More Questions!

This Friday Q&A episode tackles several thoughtful listener questions covering 401(k) investment choices, Roth conversion strategies, bond market fears, inherited IRA planning, and investment club mechanics. Don explains why opaque collective investment trusts and “cycle” funds often hide market-timing strategies, cautions against making large Roth conversions based on predictions about future tax rates, and reassures investors worried about inflation and national debt that markets already incorporate widely known risks.

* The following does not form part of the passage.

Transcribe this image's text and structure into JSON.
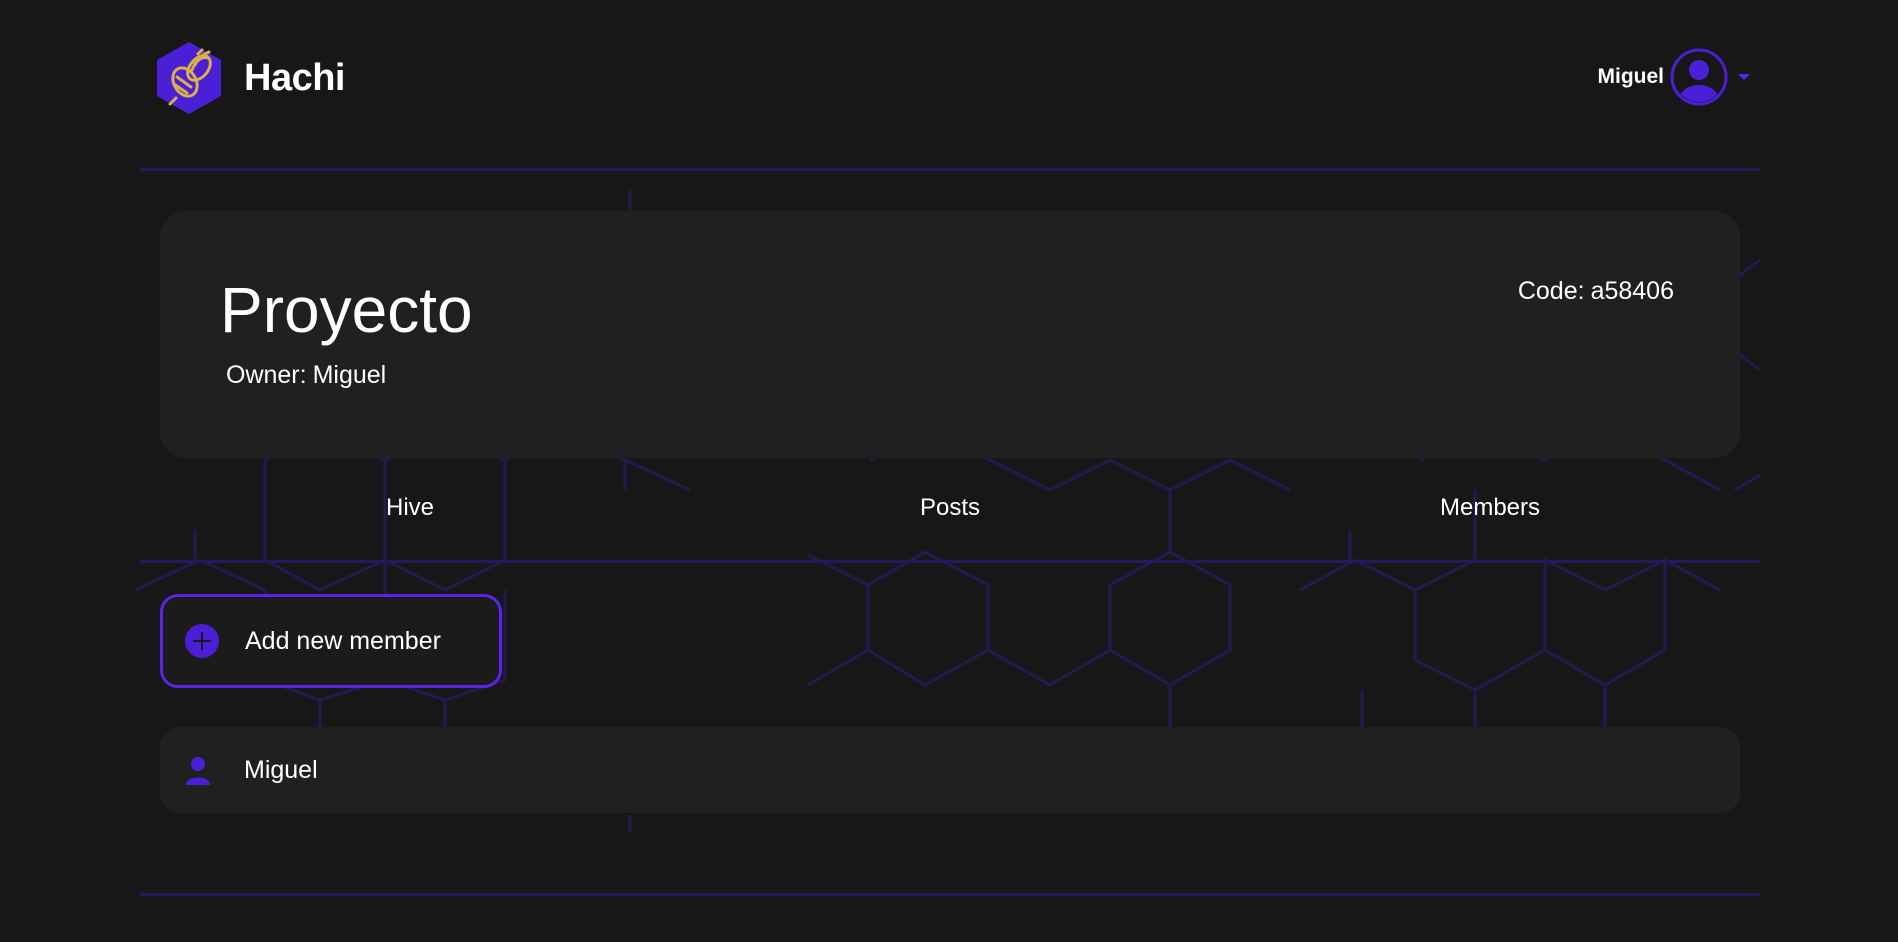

The episode closes with a practical endorsement of a listener’s strategy to gradually withdraw from an inherited IRA to fund Roth contributions, emphasizing simplicity, discipline, and avoiding emotionally driven portfolio decisions.

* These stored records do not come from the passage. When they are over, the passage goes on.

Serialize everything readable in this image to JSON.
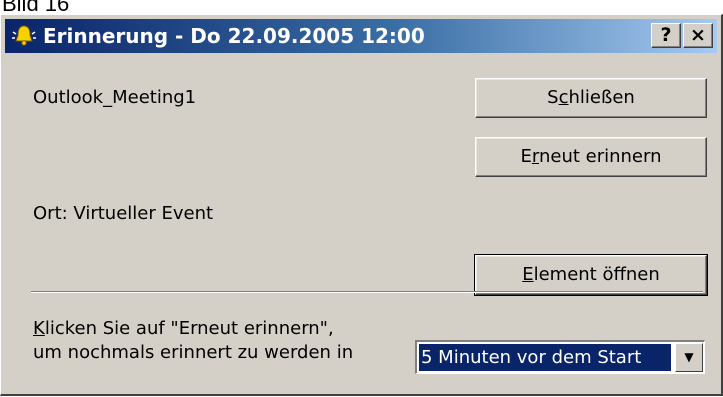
{
  "caption": "Bild 16",
  "window": {
    "title": "Erinnerung - Do 22.09.2005 12:00",
    "help_label": "?",
    "close_label": "×"
  },
  "reminder": {
    "subject": "Outlook_Meeting1",
    "location": "Ort: Virtueller Event"
  },
  "buttons": {
    "dismiss": {
      "accel": "c",
      "before": "S",
      "after": "hließen"
    },
    "snooze": {
      "accel": "r",
      "before": "E",
      "after": "neut erinnern"
    },
    "open": {
      "accel": "E",
      "before": "",
      "after": "lement öffnen"
    }
  },
  "footer": {
    "line1_accel": "K",
    "line1_rest": "licken Sie auf \"Erneut erinnern\",",
    "line2": "um nochmals erinnert zu werden in",
    "snooze_option": "5 Minuten vor dem Start"
  },
  "icons": {
    "title": "bell-icon",
    "dropdown": "dropdown-arrow-icon"
  },
  "colors": {
    "titlebar_start": "#0a246a",
    "titlebar_end": "#a6caf0",
    "dialog_bg": "#d4d0c8",
    "selection": "#0a246a"
  }
}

0:04 Don realizes the intro still says “radio” even though the show is now mostly a podcast.

0:26 Friday Q&A format explained and reminder to submit questions at TalkingRealMoney.com.

1:00 Question 1: 33-year-old with $330k in a 401(k) invested in opaque “intermediate cycle” and wealth-preservation funds.

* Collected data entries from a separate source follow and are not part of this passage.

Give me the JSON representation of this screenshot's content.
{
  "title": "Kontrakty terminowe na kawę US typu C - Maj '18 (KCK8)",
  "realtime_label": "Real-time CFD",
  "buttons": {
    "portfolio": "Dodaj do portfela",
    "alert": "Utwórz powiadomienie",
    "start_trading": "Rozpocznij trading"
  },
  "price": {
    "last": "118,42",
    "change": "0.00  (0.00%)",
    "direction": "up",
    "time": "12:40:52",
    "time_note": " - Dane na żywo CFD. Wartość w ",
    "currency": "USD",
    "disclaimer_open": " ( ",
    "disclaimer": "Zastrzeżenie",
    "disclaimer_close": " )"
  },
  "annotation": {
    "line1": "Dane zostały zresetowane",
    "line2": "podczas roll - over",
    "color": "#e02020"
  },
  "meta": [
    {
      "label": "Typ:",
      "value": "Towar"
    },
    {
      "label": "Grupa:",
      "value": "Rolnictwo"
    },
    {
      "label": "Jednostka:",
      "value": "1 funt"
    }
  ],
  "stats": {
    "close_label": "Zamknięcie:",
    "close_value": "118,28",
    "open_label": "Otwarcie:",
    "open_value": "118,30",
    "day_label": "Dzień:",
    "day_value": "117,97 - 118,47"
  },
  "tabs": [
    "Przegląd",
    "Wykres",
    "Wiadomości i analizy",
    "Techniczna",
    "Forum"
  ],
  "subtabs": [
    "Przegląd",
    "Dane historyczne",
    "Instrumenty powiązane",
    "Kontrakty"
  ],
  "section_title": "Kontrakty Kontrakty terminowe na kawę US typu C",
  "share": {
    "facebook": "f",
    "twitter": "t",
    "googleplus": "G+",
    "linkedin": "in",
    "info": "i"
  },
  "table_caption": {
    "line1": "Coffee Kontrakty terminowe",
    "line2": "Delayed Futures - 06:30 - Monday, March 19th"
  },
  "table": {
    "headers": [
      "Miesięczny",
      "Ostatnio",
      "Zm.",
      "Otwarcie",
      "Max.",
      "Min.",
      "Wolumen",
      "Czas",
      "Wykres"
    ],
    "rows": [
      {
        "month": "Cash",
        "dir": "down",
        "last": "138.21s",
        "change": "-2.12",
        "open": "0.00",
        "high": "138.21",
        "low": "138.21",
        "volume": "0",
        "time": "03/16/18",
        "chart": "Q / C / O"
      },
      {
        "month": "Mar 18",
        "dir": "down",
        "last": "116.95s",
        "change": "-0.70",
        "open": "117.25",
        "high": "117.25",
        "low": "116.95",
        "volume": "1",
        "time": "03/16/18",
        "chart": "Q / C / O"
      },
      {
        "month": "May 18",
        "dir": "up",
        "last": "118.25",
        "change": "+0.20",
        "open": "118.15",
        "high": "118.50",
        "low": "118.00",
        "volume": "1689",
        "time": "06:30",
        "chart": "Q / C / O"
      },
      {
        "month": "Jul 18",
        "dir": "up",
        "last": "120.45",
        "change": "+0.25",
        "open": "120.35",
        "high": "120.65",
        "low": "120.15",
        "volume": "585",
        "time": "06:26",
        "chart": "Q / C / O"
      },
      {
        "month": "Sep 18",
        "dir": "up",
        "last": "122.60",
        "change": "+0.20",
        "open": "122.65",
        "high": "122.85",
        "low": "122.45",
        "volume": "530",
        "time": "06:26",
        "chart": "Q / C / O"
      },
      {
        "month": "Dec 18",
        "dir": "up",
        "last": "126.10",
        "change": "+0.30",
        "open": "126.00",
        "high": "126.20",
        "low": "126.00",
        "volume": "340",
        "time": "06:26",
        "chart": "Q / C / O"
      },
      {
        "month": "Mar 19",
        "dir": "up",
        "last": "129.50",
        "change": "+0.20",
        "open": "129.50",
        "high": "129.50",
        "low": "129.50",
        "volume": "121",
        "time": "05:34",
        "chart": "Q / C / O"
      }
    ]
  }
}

2:26 Don explains collective investment trusts (CITs) and why their lack of transparency is problematic.

5:25 Market-timing strategies disguised as “cycle” funds and why simple equity funds may be better.

6:47 Question 2: Listener corrects earlier discussion about transferring securities from investment clubs.

8:37 How in-kind transfers can avoid capital gains when leaving an investment club—depending on club rules and brokerage policies.

10:31 Question 3: Complex Roth conversion strategy involving IRMAA tiers and future tax assumptions.

14:31 Don warns against making large conversions based on predictions about future tax rates.

16:07 Why gradual conversions preserve flexibility compared with large upfront tax bets.

17:28 Question 4: Concern about national debt and whether to replace BND with VTIP (TIPS).

18:56 Don argues markets already price known risks like debt and inflation expectations.

20:11 How TIPS work and when they actually help investors.

21:46 Reminder that emotional reactions to economic fears often lead to bad portfolio decisions.

22:10 Question 5: Using withdrawals from an inherited IRA to fund Roth IRA contributions.

22:52 Strategy: withdraw gradually to fund Roth contributions while staying within tax brackets.

24:15 Don endorses the plan as simple, tax-efficient, and compliant with the 10-year inherited IRA rule.

25:09 Closing comments and reminder to submit questions.